Newer features are still 'early' - AI, Calendar, Mail.
It's clear Notion wants an eco-system, they launched Notion Calendar to general release in 2024 and have a beta for Notion Mail (February 2025).
When ChatGPT exploded AI onto the scene, Notion was one of the first implementations I saw done in a productivity tool.
But that doesn't mean it's great. While there's a huge potential for all of these things, Calendar and Mail only really work with Gmail (and therefore are more of a proxy app) and don't quite feel part of the eco-system yet. A good example is databases and calendar, it's incredibly tricky to get working and isn't quite as frictionless as it could be, yet anyway.
But you'd still recommend it?
I would. Absolutely. I've tried a few other tools similar, like Obsidian, Coda and Tana.
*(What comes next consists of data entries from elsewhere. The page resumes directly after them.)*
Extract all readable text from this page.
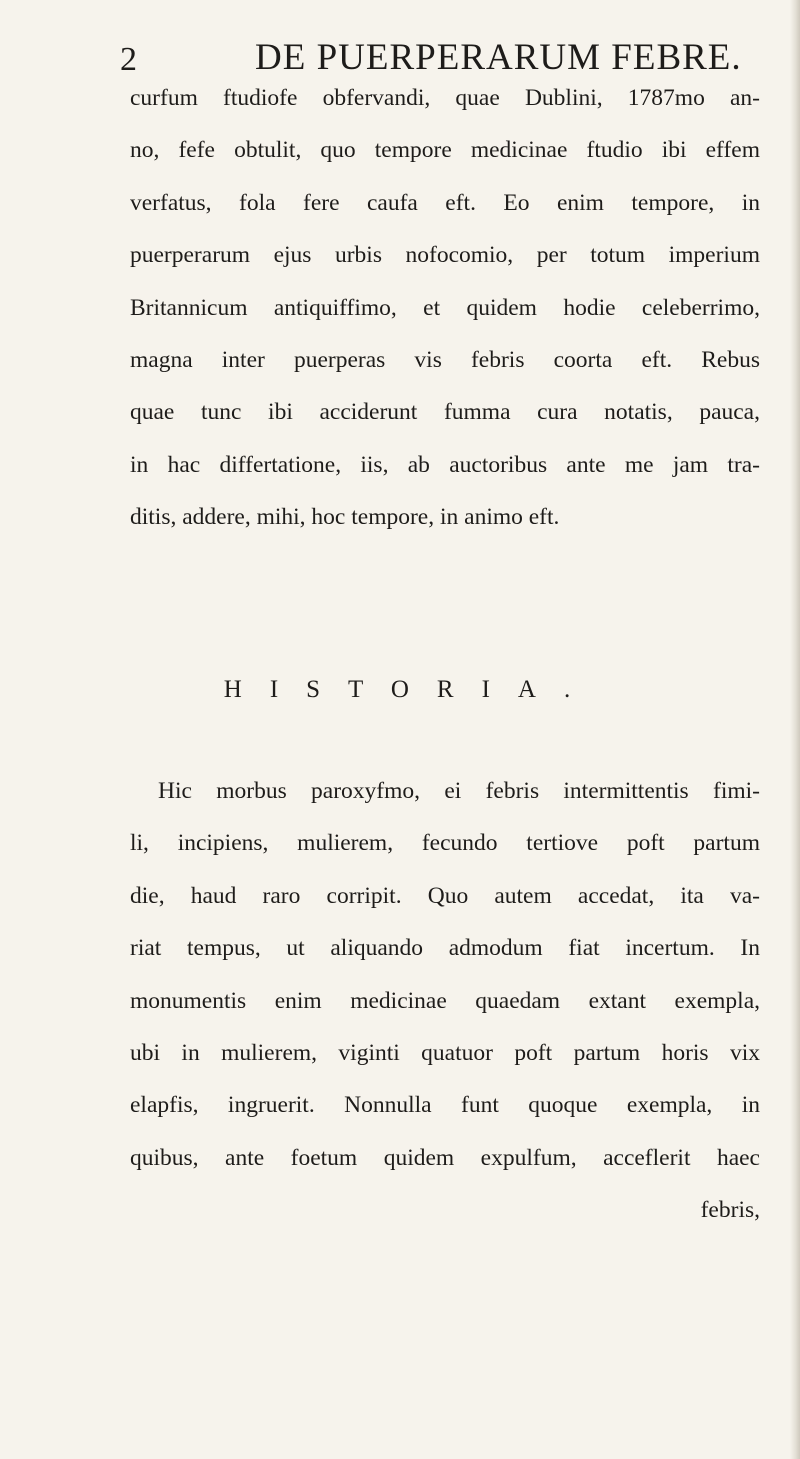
2	DE PUERPERARUM FEBRE.
curfum ftudiofe obfervandi, quae Dublini, 1787mo an-
no, fefe obtulit, quo tempore medicinae ftudio ibi effem
verfatus, fola fere caufa eft. Eo enim tempore, in
puerperarum ejus urbis nofocomio, per totum imperium
Britannicum antiquiffimo, et quidem hodie celeberrimo,
magna inter puerperas vis febris coorta eft. Rebus
quae tunc ibi acciderunt fumma cura notatis, pauca,
in hac differtatione, iis, ab auctoribus ante me jam tra-
ditis, addere, mihi, hoc tempore, in animo eft.
HISTORIA.
Hic morbus paroxyfmo, ei febris intermittentis fimi-
li, incipiens, mulierem, fecundo tertiove poft partum
die, haud raro corripit. Quo autem accedat, ita va-
riat tempus, ut aliquando admodum fiat incertum. In
monumentis enim medicinae quaedam extant exempla,
ubi in mulierem, viginti quatuor poft partum horis vix
elapfis, ingruerit. Nonnulla funt quoque exempla, in
quibus, ante foetum quidem expulfum, acceflerit haec
febris,
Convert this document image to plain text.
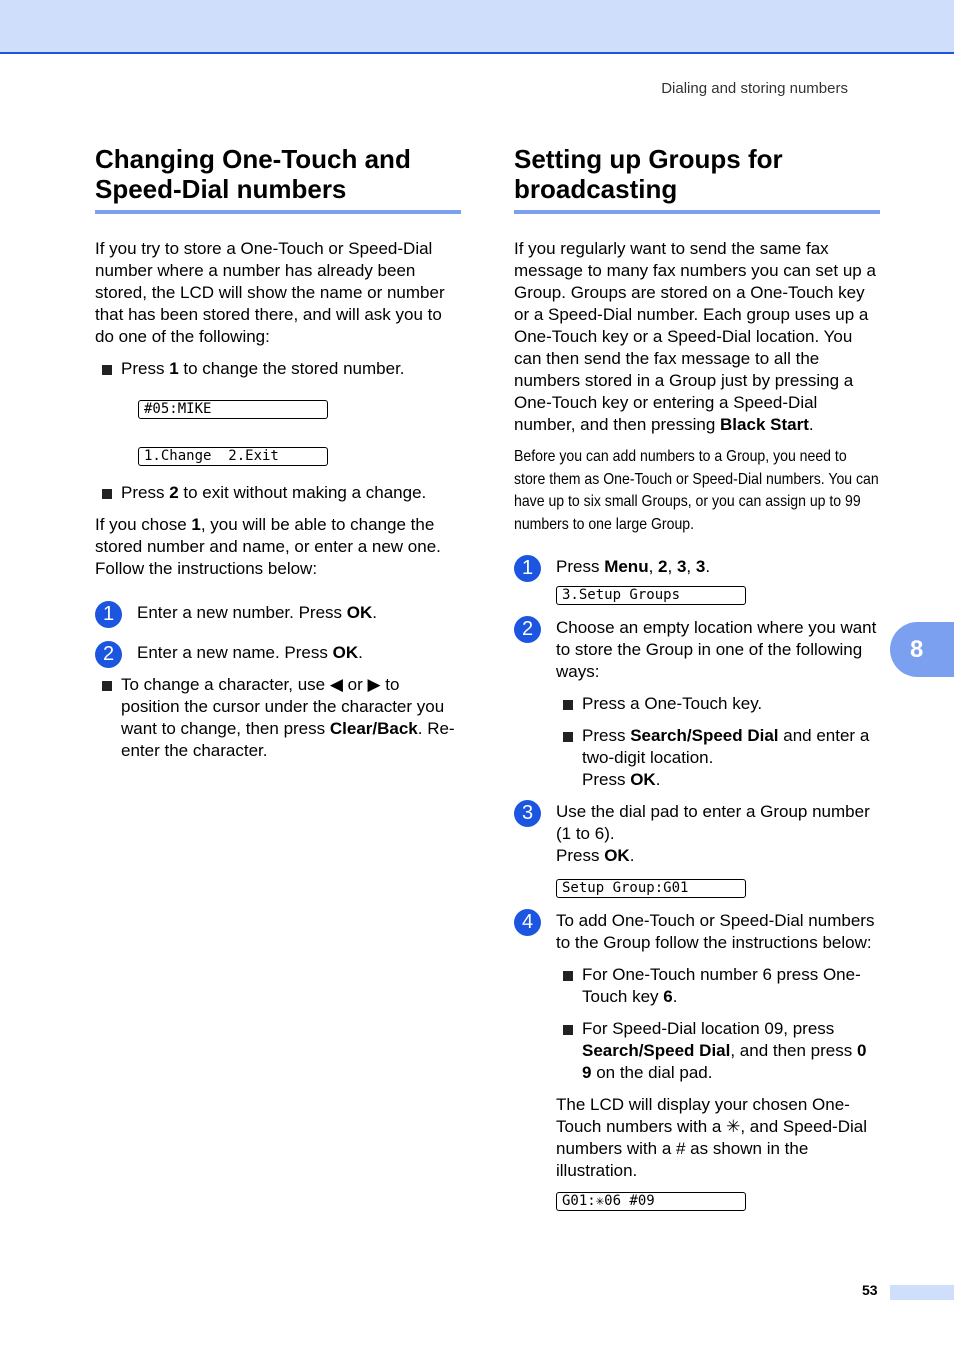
Dialing and storing numbers
Changing One-Touch and
Speed-Dial numbers

If you try to store a One-Touch or Speed-Dial number where a number has already been stored, the LCD will show the name or number that has been stored there, and will ask you to do one of the following:

Press 1 to change the stored number.
#05:MIKE
1.Change  2.Exit
Press 2 to exit without making a change.

If you chose 1, you will be able to change the stored number and name, or enter a new one. Follow the instructions below:

1	Enter a new number. Press OK.
2	Enter a new name. Press OK.
To change a character, use ◀ or ▶ to position the cursor under the character you want to change, then press Clear/Back. Re-enter the character.
Setting up Groups for
broadcasting

If you regularly want to send the same fax message to many fax numbers you can set up a Group. Groups are stored on a One-Touch key or a Speed-Dial number. Each group uses up a One-Touch key or a Speed-Dial location. You can then send the fax message to all the numbers stored in a Group just by pressing a One-Touch key or entering a Speed-Dial number, and then pressing Black Start.

Before you can add numbers to a Group, you need to store them as One-Touch or Speed-Dial numbers. You can have up to six small Groups, or you can assign up to 99 numbers to one large Group.
1	Press Menu, 2, 3, 3.
3.Setup Groups
2	Choose an empty location where you want to store the Group in one of the following ways:
Press a One-Touch key.
Press Search/Speed Dial and enter a two-digit location.
Press OK.
3	Use the dial pad to enter a Group number (1 to 6).
Press OK.
Setup Group:G01
4	To add One-Touch or Speed-Dial numbers to the Group follow the instructions below:
For One-Touch number 6 press One-Touch key 6.
For Speed-Dial location 09, press Search/Speed Dial, and then press 0 9 on the dial pad.

The LCD will display your chosen One-Touch numbers with a ✳, and Speed-Dial numbers with a # as shown in the illustration.

G01:✳06 #09
8
53
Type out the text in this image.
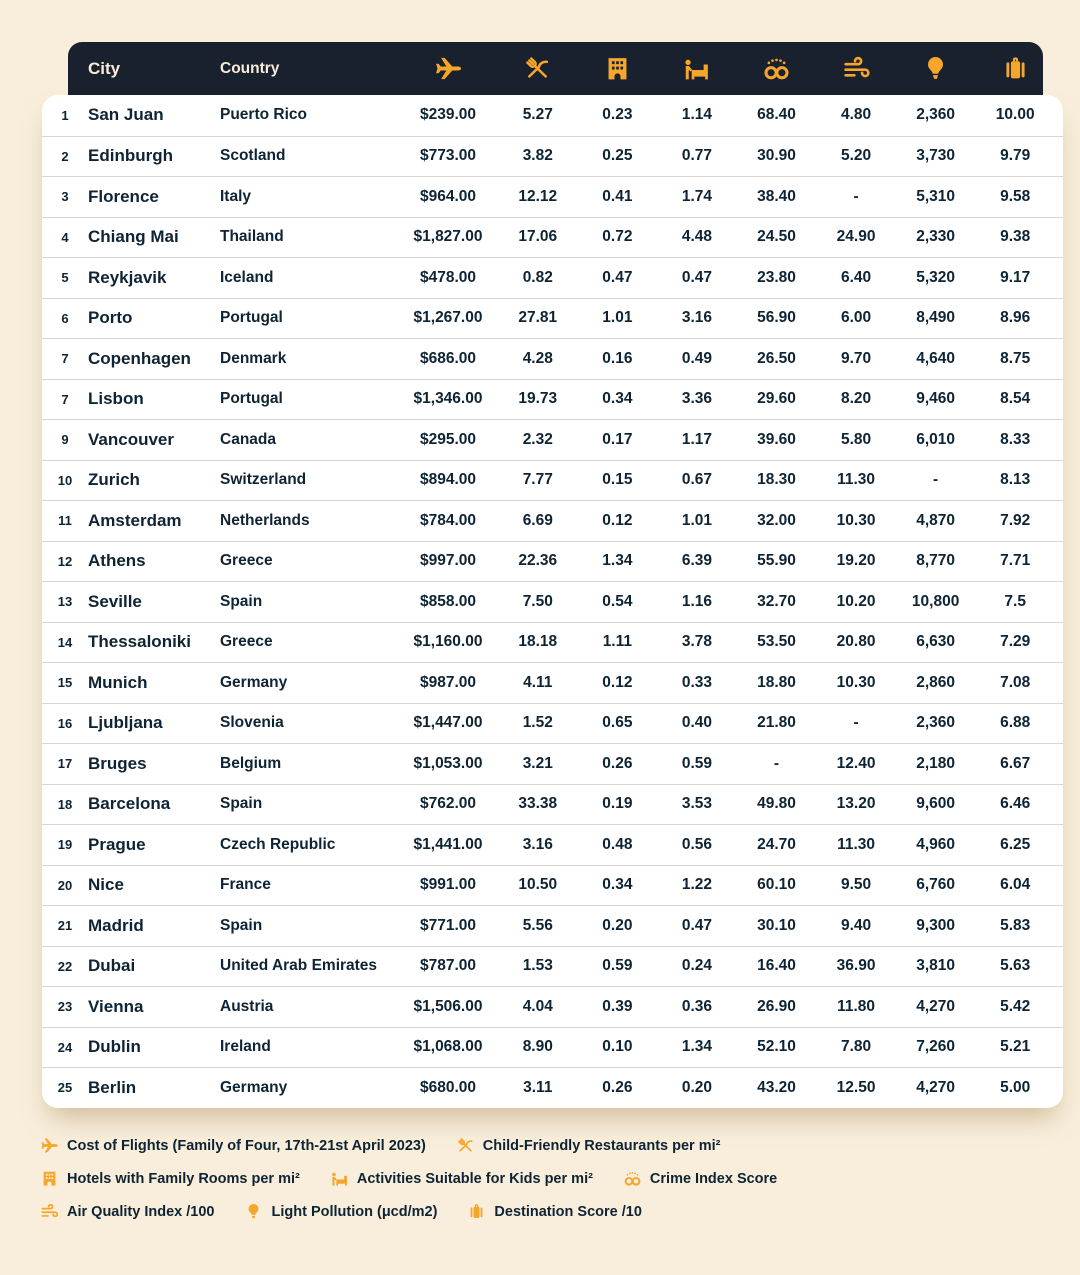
City	Country
1	San Juan	Puerto Rico	$239.00	5.27	0.23	1.14	68.40	4.80	2,360	10.00
2	Edinburgh	Scotland	$773.00	3.82	0.25	0.77	30.90	5.20	3,730	9.79
3	Florence	Italy	$964.00	12.12	0.41	1.74	38.40	-	5,310	9.58
4	Chiang Mai	Thailand	$1,827.00	17.06	0.72	4.48	24.50	24.90	2,330	9.38
5	Reykjavik	Iceland	$478.00	0.82	0.47	0.47	23.80	6.40	5,320	9.17
6	Porto	Portugal	$1,267.00	27.81	1.01	3.16	56.90	6.00	8,490	8.96
7	Copenhagen	Denmark	$686.00	4.28	0.16	0.49	26.50	9.70	4,640	8.75
7	Lisbon	Portugal	$1,346.00	19.73	0.34	3.36	29.60	8.20	9,460	8.54
9	Vancouver	Canada	$295.00	2.32	0.17	1.17	39.60	5.80	6,010	8.33
10 Zurich	Switzerland	$894.00	7.77	0.15	0.67	18.30	11.30	-	8.13
11 Amsterdam	Netherlands	$784.00	6.69	0.12	1.01	32.00	10.30	4,870	7.92
12 Athens	Greece	$997.00	22.36	1.34	6.39	55.90	19.20	8,770	7.71
13 Seville	Spain	$858.00	7.50	0.54	1.16	32.70	10.20	10,800	7.5
14 Thessaloniki	Greece	$1,160.00	18.18	1.11	3.78	53.50	20.80	6,630	7.29
15 Munich	Germany	$987.00	4.11	0.12	0.33	18.80	10.30	2,860	7.08
16 Ljubljana	Slovenia	$1,447.00	1.52	0.65	0.40	21.80	-	2,360	6.88
17 Bruges	Belgium	$1,053.00	3.21	0.26	0.59	-	12.40	2,180	6.67
18 Barcelona	Spain	$762.00	33.38	0.19	3.53	49.80	13.20	9,600	6.46
19 Prague	Czech Republic	$1,441.00	3.16	0.48	0.56	24.70	11.30	4,960	6.25
20 Nice	France	$991.00	10.50	0.34	1.22	60.10	9.50	6,760	6.04
21 Madrid	Spain	$771.00	5.56	0.20	0.47	30.10	9.40	9,300	5.83
22 Dubai	United Arab Emirates	$787.00	1.53	0.59	0.24	16.40	36.90	3,810	5.63
23 Vienna	Austria	$1,506.00	4.04	0.39	0.36	26.90	11.80	4,270	5.42
24 Dublin	Ireland	$1,068.00	8.90	0.10	1.34	52.10	7.80	7,260	5.21
25 Berlin	Germany	$680.00	3.11	0.26	0.20	43.20	12.50	4,270	5.00
Cost of Flights (Family of Four, 17th-21st April 2023)	Child-Friendly Restaurants per mi²
Hotels with Family Rooms per mi²	Activities Suitable for Kids per mi²	Crime Index Score
Air Quality Index /100	Light Pollution (μcd/m2)	Destination Score /10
There is a lot of similarity and in some cases you'd be hard pressed to find a difference when looking at two screenshots. If there was one to watch, I'd probably say Tana.
I believe Notion is still the most feature rich, well crafted and best supported tools out there. The team are truly passionate about crafting the best experience for their users and have created an eco-system that just works whether you're an individual, small team, or massive company - Notion can help stay coordinated, aligned and reduce friction when creating and sharing information.